Our group in Montreal have been using norepinephrine for circulatory support for a few years now, mostly for septic shock or for infants with PPHN who need support. In both circumstances there is a small amount of animal data, and a very small amount of human neonatal data suggesting advantages over other agents. One thing that has been missing is a good idea of what the agent does to the cerebral circulation, being very difficult to accurately measure cerebral perfusion in the newborn infant.
The model used in this study leads to a severe metabolic acidosis, lactate of 20 and Base Deficit of 20, and 2 hours later, prior to the study medications begin administered, the acidosis was a little improved. Animals then got either saline, or epinephrine infusion at 0.1 mcg/kg/min or one of 3 doses of NorEpinephrine (0.05, 0.1 or 0.2 mcg/kg/min). Without going to all the details of the findings, NE at 0.1 mcg/kg/min had the biggest positive impact on cardiac function and cardiac output, With cardiac output increasing by 100%, due to a small increase in heart rate, of about 20%, and a major increase in stroke volume. At the same time systemic blood pressure increased by about 20%.

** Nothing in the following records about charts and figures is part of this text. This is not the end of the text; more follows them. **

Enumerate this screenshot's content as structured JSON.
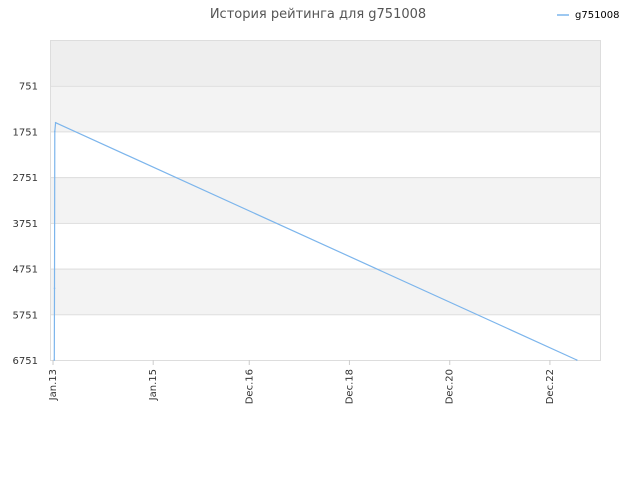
{
  "chart_data": {
    "type": "line",
    "title": "История рейтинга для g751008",
    "xlabel": "",
    "ylabel": "",
    "y_inverted": true,
    "ylim": [
      6751,
      -249
    ],
    "y_ticks": [
      751,
      1751,
      2751,
      3751,
      4751,
      5751,
      6751
    ],
    "y_tick_labels": [
      "751",
      "1751",
      "2751",
      "3751",
      "4751",
      "5751",
      "6751"
    ],
    "x_ticks": [
      {
        "label": "Jan.13",
        "date": "2013-01-01"
      },
      {
        "label": "Jan.15",
        "date": "2015-01-01"
      },
      {
        "label": "Dec.16",
        "date": "2016-12-01"
      },
      {
        "label": "Dec.18",
        "date": "2018-12-01"
      },
      {
        "label": "Dec.20",
        "date": "2020-12-01"
      },
      {
        "label": "Dec.22",
        "date": "2022-12-01"
      }
    ],
    "xlim": [
      "2012-12-10",
      "2023-12-01"
    ],
    "legend_position": "top-right",
    "grid": true,
    "colors": {
      "series": "#7cb5ec",
      "band_dark": "#eeeeee",
      "band_light": "#f3f3f3",
      "grid": "#dddddd",
      "axis": "#cccccc"
    },
    "series": [
      {
        "name": "g751008",
        "points": [
          {
            "date": "2013-01-10",
            "rating": 6751
          },
          {
            "date": "2013-01-12",
            "rating": 5180
          },
          {
            "date": "2013-01-14",
            "rating": 1751
          },
          {
            "date": "2013-01-20",
            "rating": 1560
          },
          {
            "date": "2023-06-15",
            "rating": 6751
          }
        ]
      }
    ]
  }
}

In addition carotid blood flow increased by nearly 20% leading to an increase in cerebral oxygen delivery and brain oxygenation.
Clearly, one cannot directly extrapolate these results to the human newborn, and particularly not specific dose responses, but they do give some reassurance that norepinephrine does not vasoconstrict the neonatal cerebral circulation.
Take Home Message: (with lots of caveats) norepinephrine infusions may lead to improved cerebral oxygenation.
Fox L, et al. A Pilot Randomized Control Trial of Holding During Hypothermia and Effects on Maternal and Infant Salivary Cortisol Levels. Adv Neonatal Care. 2025;25(2):173-80. Many centres, including ours, have instituted “cool cuddles” (câlins-frisquets in Quebecois), whereby infants with HIE being cooled are allowed to be cuddled by their mothers (or fathers!). We have demonstrated, for our own purposes, that this doesn’t adversely impact temperature control. We still have a few restrictions, for infants with multiple central lines it gets quite difficult to ensure safety. Although it seems like the right thing to do, from first principles, this new randomized trial sought signs of infant stability and stress, and maternal stress from their salivary cortisol levels. Mothers in the cuddling group had lowered cortisol, as did their infants, who also showed lower, stable heart rate and respiratory rate, without desaturation, or temperature problems.
Take Home Message : Cuddling during therapeutic hypothermia reduces maternal stress.